Początek spotkania był na naszą korzyść tak samo jak pierwsza połowa. Gospodarze próbowali grać szybką piłkę, lecz nie udało się im oddać groźnego strzału w bramkę Chełmińskiego. W ok 30 min po uderzeniu z daleka, ręką we własnym polu karnym interweniował rywal. Jedenastkę wykorzystał Zawadko strzelając pewnie w lewy róg. 10 min później świetnym podaniem popisał się Zawadko, zagrywając do Wójcika, który lobując bramkarza wpisuje się na listę strzelców.
Druga odsłona spotkania znowu była słaba w naszym wykonaniu, ponieważ zbyt łatwo pozwalaliśmy do stwarzania sytuacji oraz swobody przy polu karnym.

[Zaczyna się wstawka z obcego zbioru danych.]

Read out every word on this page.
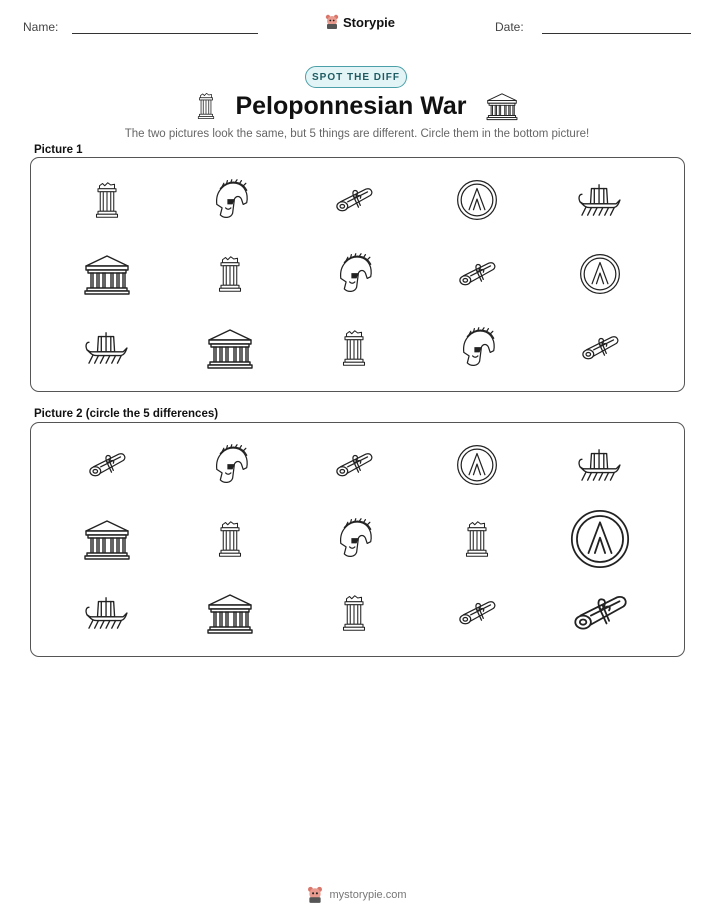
Name:	Storypie	Date:
SPOT THE DIFF
Peloponnesian War
The two pictures look the same, but 5 things are different. Circle them in the bottom picture!
Picture 1
Picture 2 (circle the 5 differences)
mystorypie.com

Zemściło się to już w 50 min, dośrodkowanie wykorzystał gospodarz, uderzając piłkę karkiem, która niefortunnie opadła przy samej poprzeczce do siatki. Nasza słaba gra doprowadziła do strzału rywali z 30 metrów, który znalazł drogę do siaki. Mamy 2:2 ale nasza gra zaczęła się poprawiać. W 80 min sam na sam z golkiperem gospodarzy wyszedł Paszkiewicz, który zachował zimną krew podając do Wójtowicza, on natomiast dopełnił formalności uderzając na pustą bramkę. W doliczonym czasie gry mieliśmy mnóstwo emocji. Mianowicie Łabędnik zaatakował wszystkimi siłami co opłaciło się w postaci rzutu wolnego z 25m. Strzał ten obronił Chełmiński, lecz piłka odbita od słupka trafiła go także w twarz po czym zagrożenie zostało oddalone.
2 kolejka a Pogoń nie straciła jeszcze punktu, dawno nie mieliśmy takiego startu.